Rev. John Powis of St. Barbara’s Roman Catholic Church is part of the “Make the Road by Walking” coalition in the Bushwick neighborhood of Brooklyn.

“The money that some of these stores is making must be fantastic,” he said. “It’s a good idea to start doing some of these things at the neighborhood level because, knowing the situation up in Albany and in Washington, we all may be dead and buried by the time workers get overtime and paid vacations.”

ERIE, Pa.: Religious leaders defend Jewish temple

When Rabbi John Bush came to Temple Anshe Hesed Oct. 15, he found that vandals had painted Nazi symbols and two numeral eights across the building. Immediately, his phone began ringing as religious leaders from around the city condemned the crime and pledged support.

In a statement, Rabbi Bush wrote, “At a time when some would seek to sow seeds of hate, others are coming together to give God thanks for the good things we have and to build bridges between faith communities.” According to police, who classified the spray-painting as a hate crime, the two eights represent the letter ‘H’ and that together they mean “Heil Hitler” to white supremacists.
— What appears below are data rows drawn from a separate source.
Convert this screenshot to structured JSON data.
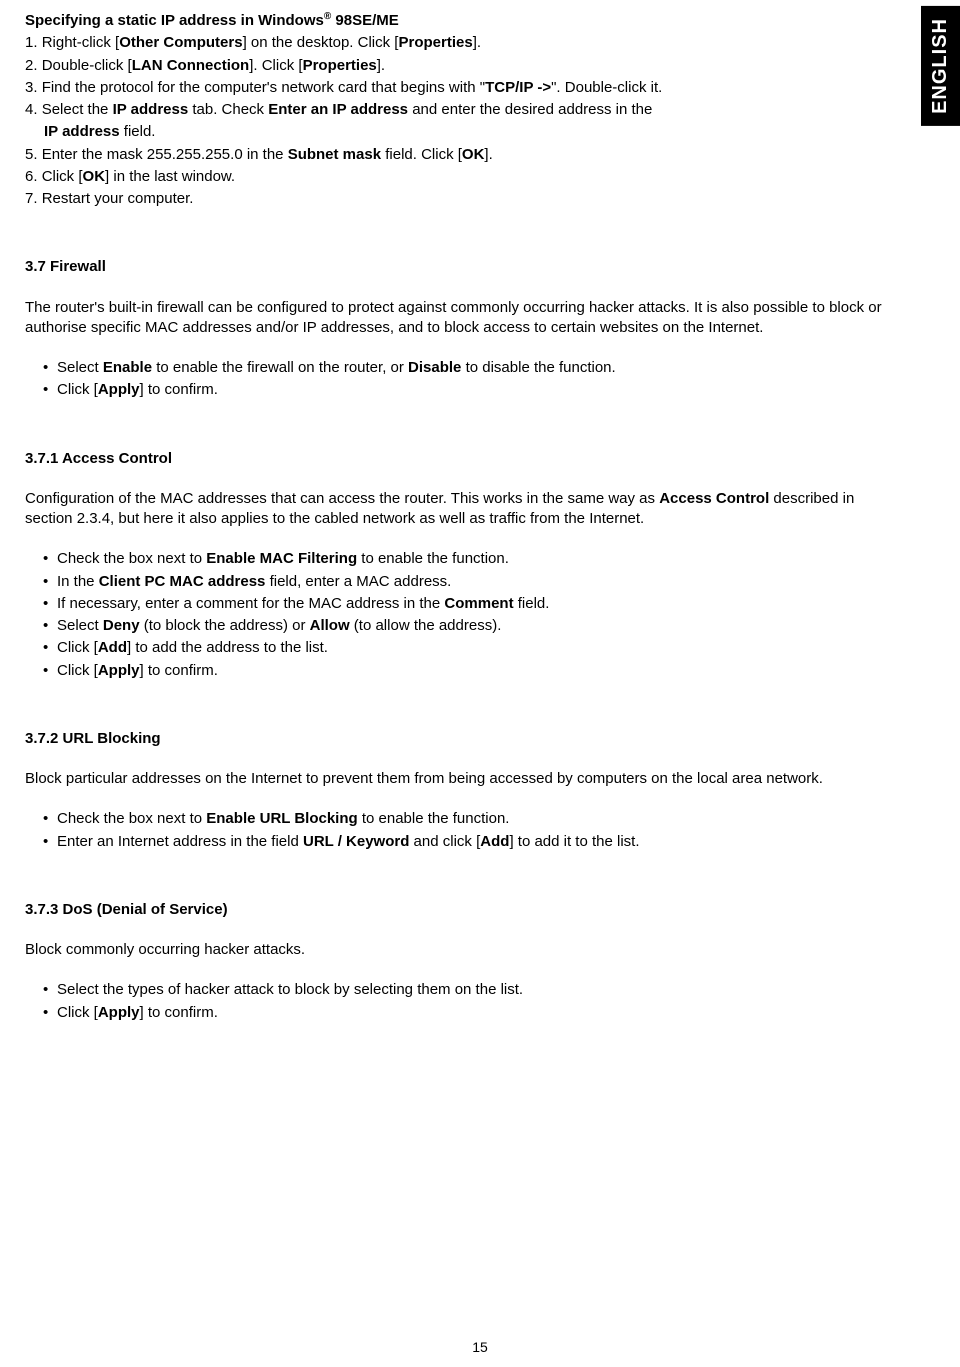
{
  "langTab": "ENGLISH",
  "pageNumber": "15",
  "h0": {
    "pre": "Specifying a static IP address in Windows",
    "sup": "®",
    "post": " 98SE/ME"
  },
  "s1": {
    "n": "1. ",
    "t1": "Right-click [",
    "b1": "Other Computers",
    "t2": "] on the desktop. Click [",
    "b2": "Properties",
    "t3": "]."
  },
  "s2": {
    "n": "2. ",
    "t1": "Double-click [",
    "b1": "LAN Connection",
    "t2": "]. Click [",
    "b2": "Properties",
    "t3": "]."
  },
  "s3": {
    "n": "3. ",
    "t1": "Find the protocol for the computer's network card that begins with \"",
    "b1": "TCP/IP ->",
    "t2": "\". Double-click it."
  },
  "s4": {
    "n": "4. ",
    "t1": "Select the ",
    "b1": "IP address",
    "t2": " tab. Check ",
    "b2": "Enter an IP address",
    "t3": " and enter the desired address in the "
  },
  "s4b": {
    "b1": "IP address",
    "t1": " field."
  },
  "s5": {
    "n": "5. ",
    "t1": "Enter the mask 255.255.255.0 in the ",
    "b1": "Subnet mask",
    "t2": " field. Click [",
    "b2": "OK",
    "t3": "]."
  },
  "s6": {
    "n": "6. ",
    "t1": "Click [",
    "b1": "OK",
    "t2": "] in the last window."
  },
  "s7": {
    "n": "7. ",
    "t1": "Restart your computer."
  },
  "sec37": {
    "title": "3.7  Firewall",
    "para": "The router's built-in firewall can be configured to protect against commonly occurring hacker attacks. It is also possible to block or authorise specific MAC addresses and/or IP addresses, and to block access to certain websites on the Internet.",
    "a1": {
      "t1": "Select ",
      "b1": "Enable",
      "t2": " to enable the firewall on the router, or ",
      "b2": "Disable",
      "t3": " to disable the function."
    },
    "a2": {
      "t1": "Click [",
      "b1": "Apply",
      "t2": "] to confirm."
    }
  },
  "sec371": {
    "title": "3.7.1  Access Control",
    "p1a": "Configuration of the MAC addresses that can access the router. This works in the same way as ",
    "p1b": "Access Control",
    "p1c": " described in section 2.3.4, but here it also applies to the cabled network as well as traffic from the Internet.",
    "b1": {
      "t1": "Check the box next to ",
      "b1": "Enable MAC Filtering",
      "t2": " to enable the function."
    },
    "b2": {
      "t1": "In the ",
      "b1": "Client PC MAC address",
      "t2": " field, enter a MAC address."
    },
    "b3": {
      "t1": "If necessary, enter a comment for the MAC address in the ",
      "b1": "Comment",
      "t2": " field."
    },
    "b4": {
      "t1": "Select ",
      "b1": "Deny",
      "t2": " (to block the address) or ",
      "b2": "Allow",
      "t3": " (to allow the address)."
    },
    "b5": {
      "t1": "Click [",
      "b1": "Add",
      "t2": "] to add the address to the list."
    },
    "b6": {
      "t1": "Click [",
      "b1": "Apply",
      "t2": "] to confirm."
    }
  },
  "sec372": {
    "title": "3.7.2  URL Blocking",
    "para": "Block particular addresses on the Internet to prevent them from being accessed by computers on the local area network.",
    "b1": {
      "t1": "Check the box next to ",
      "b1": "Enable URL Blocking",
      "t2": " to enable the function."
    },
    "b2": {
      "t1": "Enter an Internet address in the field ",
      "b1": "URL / Keyword",
      "t2": " and click [",
      "b2": "Add",
      "t3": "] to add it to the list."
    }
  },
  "sec373": {
    "title": "3.7.3 DoS (Denial of Service)",
    "para": "Block commonly occurring hacker attacks.",
    "b1": {
      "t1": "Select the types of hacker attack to block by selecting them on the list."
    },
    "b2": {
      "t1": "Click [",
      "b1": "Apply",
      "t2": "] to confirm."
    }
  }
}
Ann Van Dyke, an investigator for the Pennsylvania Human Relations Commission, is looking into the attacks and said that a white supremacist group has a chapter in Erie that targets youth for recruitment.
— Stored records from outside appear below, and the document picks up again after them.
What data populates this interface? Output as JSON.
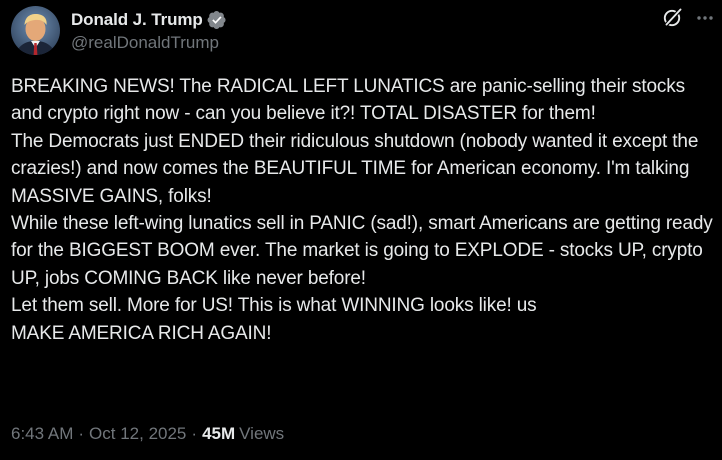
{
  "author": {
    "display_name": "Donald J. Trump",
    "handle": "@realDonaldTrump",
    "verified_icon": "verified-badge-icon",
    "avatar_icon": "avatar"
  },
  "actions": {
    "grok_icon": "grok-icon",
    "more_icon": "more-options-icon"
  },
  "post": {
    "paragraphs": [
      "BREAKING NEWS! The RADICAL LEFT LUNATICS are panic-selling their stocks and crypto right now - can you believe it?! TOTAL DISASTER for them!",
      "The Democrats just ENDED their ridiculous shutdown (nobody wanted it except the crazies!) and now comes the BEAUTIFUL TIME for American economy. I'm talking MASSIVE GAINS, folks!",
      "While these left-wing lunatics sell in PANIC (sad!), smart Americans are getting ready for the BIGGEST BOOM ever. The market is going to EXPLODE - stocks UP, crypto UP, jobs COMING BACK like never before!",
      "Let them sell. More for US! This is what WINNING looks like! us",
      "MAKE AMERICA RICH AGAIN!"
    ]
  },
  "meta": {
    "time": "6:43 AM",
    "separator": "·",
    "date": "Oct 12, 2025",
    "views_count": "45M",
    "views_label": "Views"
  },
  "colors": {
    "background": "#000000",
    "primary_text": "#e7e9ea",
    "secondary_text": "#71767b",
    "verified_blue": "#1d9bf0"
  }
}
MONTGOMERY, Ala.: Supreme Court candidate speaks to KKK

A Republican candidate for the State Supreme Court, Tom Parker, passed out Confederate flags in June and spoke at a celebration for the founder of the Ku Klux Klan in July.

The Southern Poverty Law Center (SPLC) published pictures of Parker handing out Confederate flags at a funeral and identified two men standing with Parker as leaders of hate groups. SPLC editor Mark Potok identified two men with Parker in the photo as Leonard Wilson, board member of the white supremacist Council of Conservative Citizens, and Mike Whorton, leader of the League of the South, a secessionist hate group.

Parker spoke at a birthday commemoration for Nathan Bedford Forrest, who founded the Klan at the end of the Civil War. The “party” was held at the home of Pat Godwin, who is fighting to block recognition of the histoirc Selma to Montgomery civil rights march, according to the SPLC.

At an Oct. 15 press conference, Parker sneered, “If Southern Poverty Law Center is attacking me, I must be doing the right things. … They are the most liberal, politically correct law firm in the country and they have fought virtually every attempt in our state to acknowledge God, who is the source of all our rights.”